Sub-Item 77I, 77Q1(a) and 77Q1(d)
DREYFUS MUNICIPAL BOND OPPORTUNITY FUND
(the "Fund")
At the meeting held on March 2, 2017, the Board of Trustees of the Fund approved the creation of Class T shares, a description of which appears in the documents incorporated by reference below:
1. The disclosure in the Fund's Class T Prospectus and the disclosure in the Fund's Statement of Additional Information are incorporated by reference to Post-Effective Amendment No. 54 to the Fund's Registration Statement on Form N-1A, filed on March 23, 2017, effective as of March 31, 2017 ("Amendment No. 54").
2. The disclosure in the Supplement to the Fund's Class T Prospectus dated March 31, 2017 filed on March 31, 2017 pursuant to Rule 497(e) under the Securities Act of 1933, as amended.
3. The Fund's Certificate of Amendment, incorporated by reference to Exhibit (a)(iv) of Amendment No. 54.
4. The Fund's Rule 18f-3 Plan, incorporated by reference to Exhibit (n)(i) of Amendment No. 54.
Sub-Item 77I & 77Q1(d)
Terms of new or amended securities
Dreyfus Municipal Bond Opportunity fund
(the "Fund")
Effective on or about April 11, 2017, the Board of Trustees of the Fund approved a proposal that provides that Class I shares of the Fund also may be purchased by U.S.-based employees of The Bank of New York Mellon Corporation, board members of The Dreyfus Corporation and board members of funds in the Dreyfus Family of Funds, and the spouse, domestic partner or minor child of any of the foregoing, subject to certain conditions described in the Fund's Prospectus or Statement of Additional Information, and provided that such Class I shares are purchased directly through the Fund's distributor.

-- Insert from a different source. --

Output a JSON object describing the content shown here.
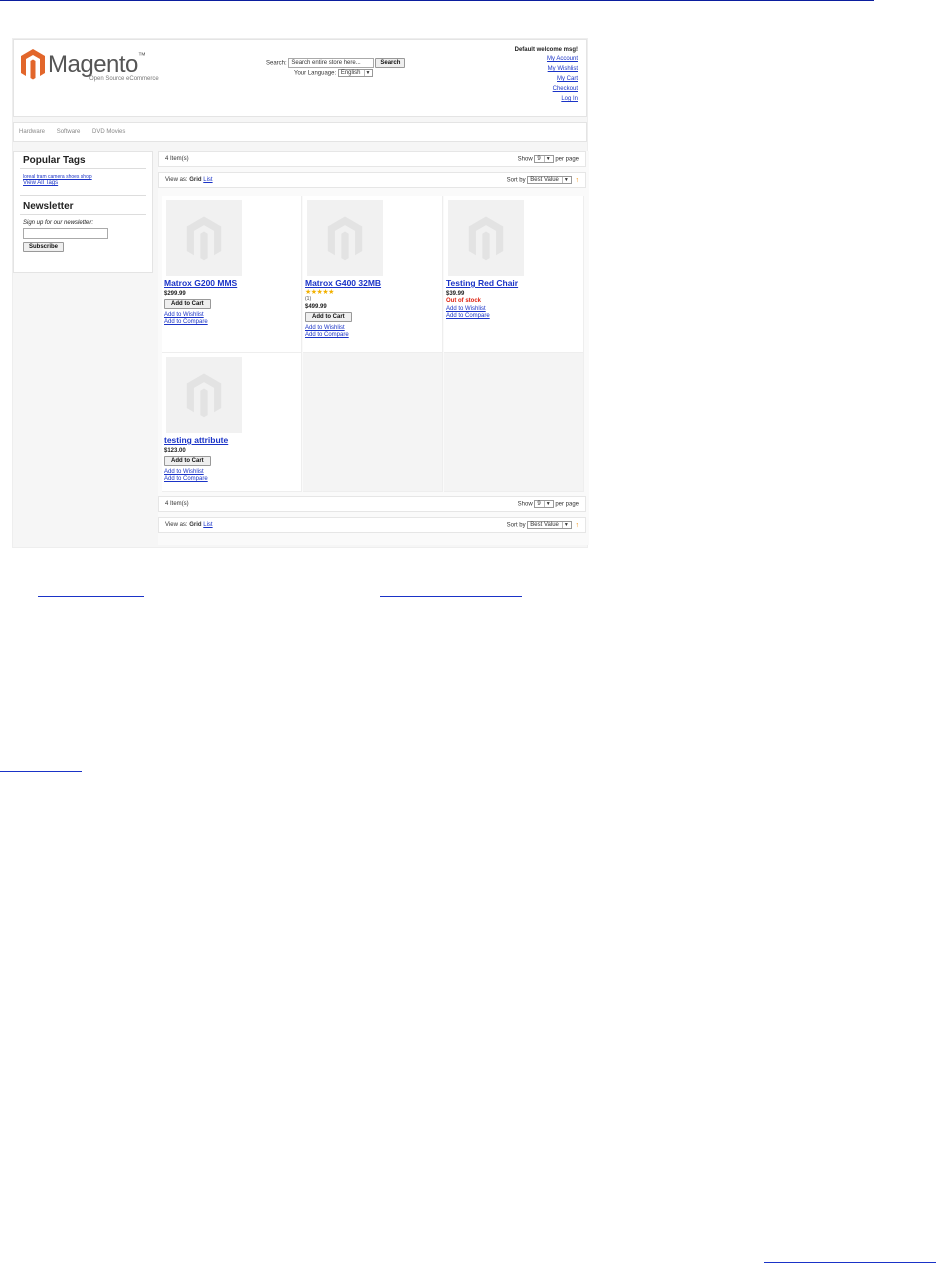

A revised Rule 18f-3 Plan was filed with the Securities and Exchange Commission on March 23, 2017 as Exhibit (n)(i) to Post-Effective Amendment No. 54 to the Fund's Registration Statement and is incorporated herein by reference.
Sub-Item 77I & 77Q1(d)
Terms of new or amended securities
Dreyfus municipal bond opportunity fund
(the "Fund")
Effective April 10, 2017, the Board of Trustees of the Fund approved the following proposals:
· A proposal for certain front-end sales charge reductions on Class A shares of the Fund purchased through an omnibus account maintained with Merrill Lynch;
· A proposal for certain front-end sales charge waivers on Class A shares of the Fund purchased through an omnibus account maintained with Merrill Lynch; and
· A proposal for certain contingent deferred sales charge waivers on Class A and Class C shares of the Fund purchased through an omnibus account maintained with Merrill Lynch.
These changes were reflected in a Supplement to the Fund's Prospectus, filed with the Securities and Exchange Commission (the "SEC") on April 6, 2017 pursuant to Rule 497(e) under the Securities Act of 1933, as amended.
A revised Rule 18f-3 Plan was filed with the SEC on March 23, 2017 as Exhibit (n)(i) to Post-Effective Amendment No. 54 to the Fund's Registration Statement and is incorporated herein by reference.